Previously, researchers were reliant on classical correlation metrics like Spearman or Pearson correlation coefficient for assessing relevant associations between the microbes/OTUs. With the awareness about compositional nature of microbiome datasets, algorithms like CCREPE/ReBoot (26), SPARCC (27,28), CCLasso (29) and NAMAP (30) are not only preferred but are rather recommended for a meaningful analysis. Each of these computationally and statistically intensive algorithms have their own challenges pertaining to installation, data preparation and workflow (23). Apart from classical correlation metrics, MetagenoNets is equipped with the above-mentioned algorithms and also includes other popularly used bootstrapped variants of classical Spearman/Pearson correlation-based methods (4). Dynamic choice of statistical significance (P-value, q-value), iteration threshold and other algorithm tuning parameters is offered to the end-users.

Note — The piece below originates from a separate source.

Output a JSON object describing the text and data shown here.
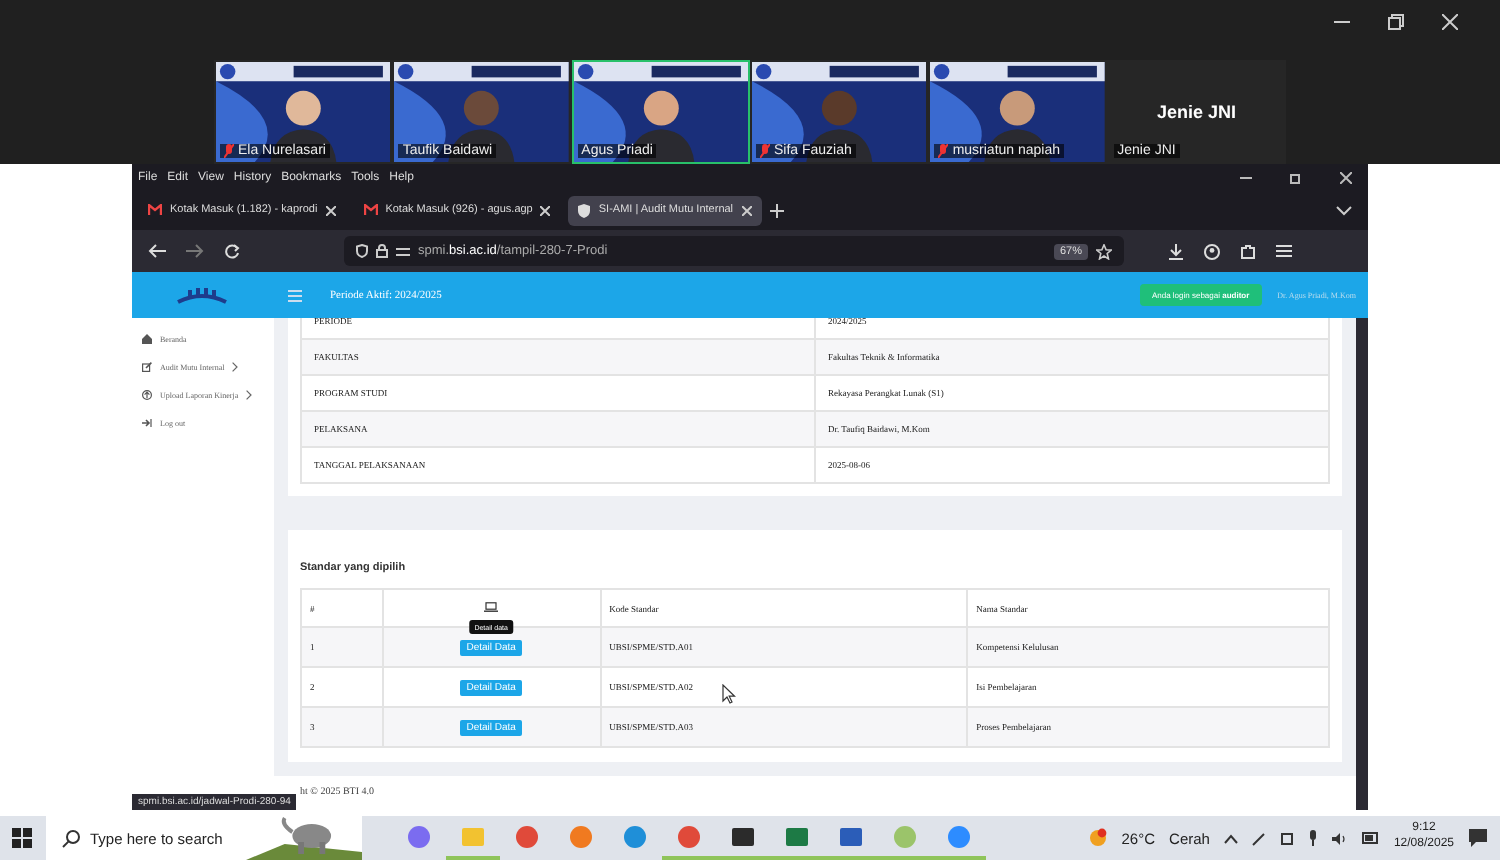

UPLOAD PROCESS AND TASK MANAGEMENT SYSTEM

MetagenoNets follows a sequential widget-based task submission workflow. Step 1 pertains to upload of all types of data available with the end-users. Given the registration-free framework, it is mandatory to provide an easy to identify ‘job label’ in this step. This job label is mapped to the unique and personalized (eight characters) dashboard identifier specific to the task initiated by the user. The same can be accessed through the job history page of MetagenoNets. A live status terminal is provided to keep track of any errors in the submission. Step 2 provides a summary of the data statistics as uploaded by the user. It is pertinent to note that MetagenoNets automatically infers the categorical and continuous metadata types in the supplied meta-data file. The statistics summary provides quantitative information pertaining to all classes of input as well as metadata. Step 3 allows the end-users to provide initial choice of data filtration, normalization/transformation parameters that may be applied on the primary input data (i.e. the feature or OTU abundance profile) for developing the personal dashboard. Step 4 provides a global summary of all the inputs/choices and seeks approval from the end-users for development of personal dashboard (i.e. analysis workspace). Once the approval is granted, dashboard is instantly developed, and the user is given the option to access the same. Job history page is simultaneously updated with the job label and corresponding dashboard identifier for accessing the workspace later. Job search widget provided in the job history section also allows the user to access any dashboard using the unique identifier shared by a remote collaborator.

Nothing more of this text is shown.